Netanyahu agreed, saying the two countries agree on most things, and disagree on some.
“So what,” he said, adding that a similar situation exists with countries in the Arab world. “The Arab world does not agree with everything we say or do – although it agrees a lot more than you imagine – but we have growing ties with them, and it is absurd to think that we should condition our ties in anyway on having universal agreement. We don’t do this with the Arabs, they don’t do it with us, [and] we don’t do it with other parts of the world.”
Netanyahu responded to a question about the IDF’s buildup along the Gaza border by saying that currently the situation in Gaza may be divided into two: the first is Hamas’s efforts to arm itself for attacks against Israel, and the second is Abbas’s efforts to “choke” the flow of funds from the Palestinian Authority to Gaza and to stymie all attempts to ease the plight of the coastal enclave.
“As a result of this choke hold, pressures have been created there – and as a result of the pressures, from time to time Hamas attacks Israel at a relatively low intensity, but the choke hold is tightening,” he said.

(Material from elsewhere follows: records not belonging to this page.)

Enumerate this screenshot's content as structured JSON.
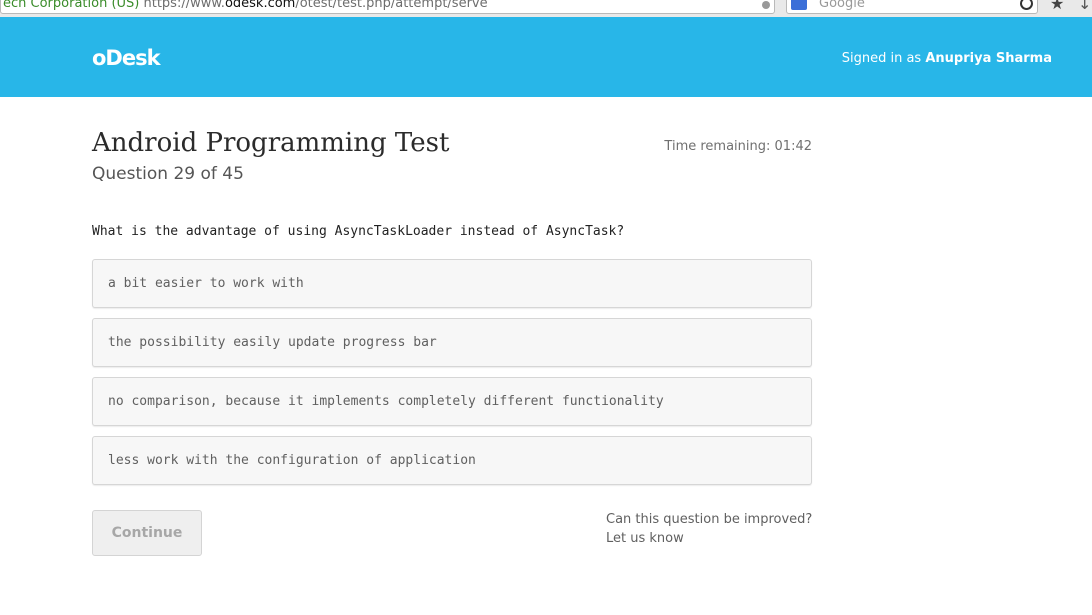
{
  "browser": {
    "url_prefix": "ech Corporation (US)",
    "url_scheme": "https://www.",
    "url_domain": "odesk.com",
    "url_path": "/otest/test.php/attempt/serve",
    "search_placeholder": "Google"
  },
  "header": {
    "logo": "oDesk",
    "signed_in_prefix": "Signed in as",
    "user_name": "Anupriya Sharma",
    "background_color": "#28b6e8"
  },
  "test": {
    "title": "Android Programming Test",
    "question_counter": "Question 29 of 45",
    "time_remaining": "Time remaining: 01:42",
    "question": "What is the advantage of using AsyncTaskLoader instead of AsyncTask?",
    "answers": [
      "a bit easier to work with",
      "the possibility easily update progress bar",
      "no comparison, because it implements completely different functionality",
      "less work with the configuration of application"
    ]
  },
  "actions": {
    "continue_label": "Continue"
  },
  "feedback": {
    "question": "Can this question be improved?",
    "link": "Let us know"
  }
}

But, he warned, “If Hamas thinks that as a result of this plight it can attack Israel – it will be making a very major mistake. Our response will be harsh, very harsh.”
He said the world needs to tell Abbas to stop “choking” Gaza, because it could “lead to very difficult consequences.”
Netanyahu praised Merkel for her fight against antisemitism, and said that this hatred is always preceded by slander and vilification.
“What is happening now is that slander that was directed against the Jewish people is now directed against the Jewish state,” he said. “Fighting antisemitism today means fighting not only the attacks on individual Jews, but also attacks on the Jewish state, and the vilification it undergoes.”
Among the government officials in Merkel’s delegation was Felix Klein, the federal government commissioner for Jewish Life in Germany and the Fight against Antisemitism.